After a quick trial, Abune Petros was sentenced to death for rebellion and inciting others to rebel.The judge asked them, “When the priests and ecclesiastical authorities, including the Archbishop Abune Kerlos, acknowledged the sovereignty of the Italian government and said Amen, why did you rebel? Why did you become a rebel alone?”

Abune Petros replied as follows:

 “Abune Kerlos is an Egyptian; he has nothing to do with Ethiopia and Ethiopians. But I am an Ethiopian. I am a responsible church father. Therefore, I am concerned about my country and my church. I have nothing else to present to you. I will only speak what I say to my Creator. I know that you have decided to kill me. Therefore, do whatever you wish with me. But do not touch my followers.”

The news spread rapidly in the country and Ethiopians gathered in Addis Ababa to greet him one last time. The fascist fearing rebellion and an attempt to release him, decided to move as forward as possible the date of his execution. On the evening of 30 July 1936, he was taken to a public square, where a large crowd gathered. During his last speech, he said:

My countrymen, do not believe the fascists telling you that the Patriots are bandits, the Patriots are people who are fighting to free us from the terror of fascism. Bandits are the soldiers who are in front of me and you, who have come from far, terrorize and violently occupy a weak and peaceful country: our Ethiopia. God gives to the people of Ethiopia the strength to resist and never bow to the Fascist army and its violence.

The pagan fascist government has come to burn the church, kill the Christian people, destroy our religion, and ruin our history. Do not submit to these tyrants; they have not come for good or to bring us true judgment. Defend yourselves for your beloved country and your righteous faith. Before your freedoms are violated, your death and your name will be blessed; you will get a great and valuable honor.

An Ethiopian land can never accept the orders of the invading army. Land of Ethiopia; I condemn you if you accept such an invasion. If the land of Ethiopia receives the enemy, let it be cursed. Let it be destroyed in the name of my Creator, Jesus Christ.”

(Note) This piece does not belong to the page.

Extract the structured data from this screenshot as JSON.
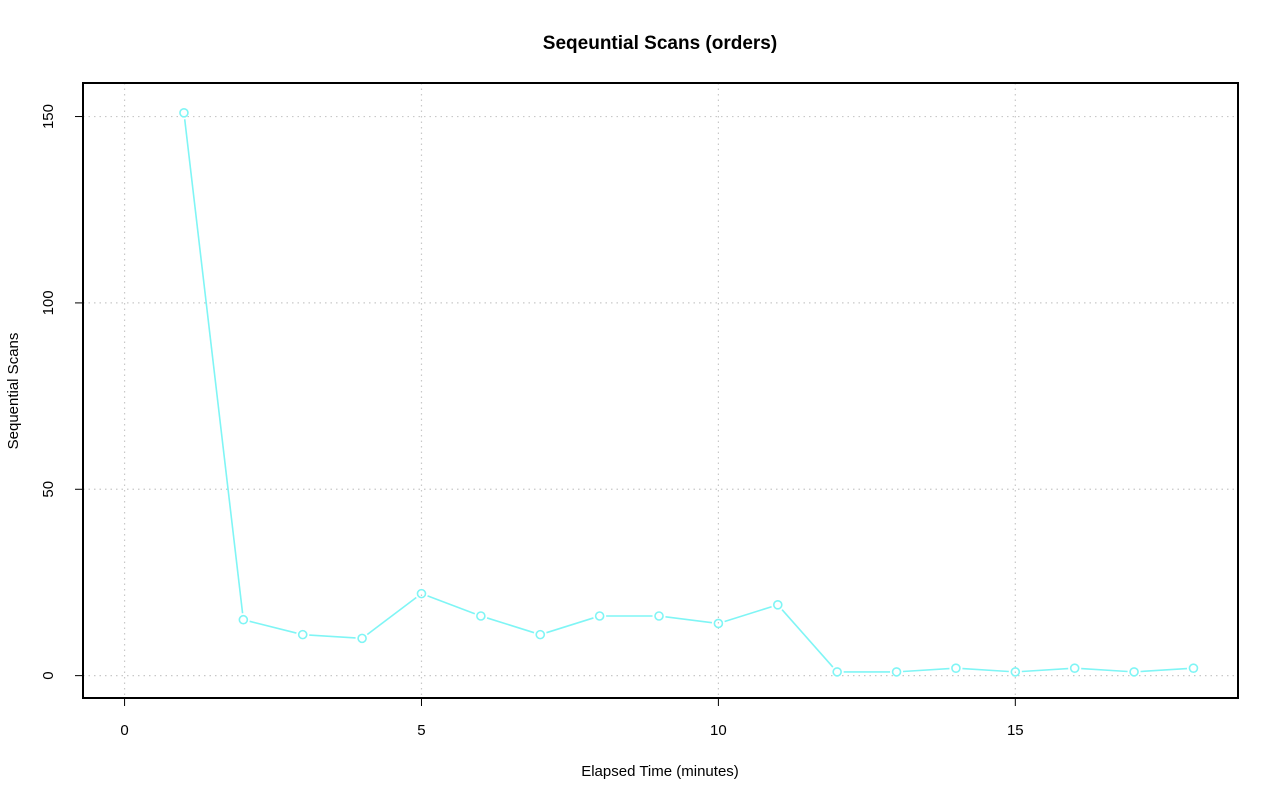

Shortly after, Abune Petros was ordered to sit on a chair and shot with bullets by many Italian soldiers. He then became a national martyr in Ethiopia. Following this, many Ethiopians joined patriots and continued war with Italian soldiers for freedom, which was made possible by 5 May 1941.

Today, Abune Petros remains a famous figure in Ethiopian history. A memorial statue is erected in 1946 near St. George's Cathedral, Addis Ababa and the author Tsegaye Gebre-Medhin wrote a play on his last days. He now also is named as "Saint Abune Petros" by the Ethiopian Orthodox Church and a church is built by his name.

This is the statue inscription translated into English:
 In honor of the great and holy martyr father, the Holy Synod of the Ethiopian Orthodox Tewahedo Church, five years ago, approved him as a saint/martyr giving the title of sainthood in his name, and decided to build a church in his name with an ark carved in his name. This decision of the Holy Synod was implemented in the city of Fiche, Selale Region, North Shewa, where he was born. The martyr, Blessed Abune Petros, is a patriot, hero, bishop, martyr and holy father.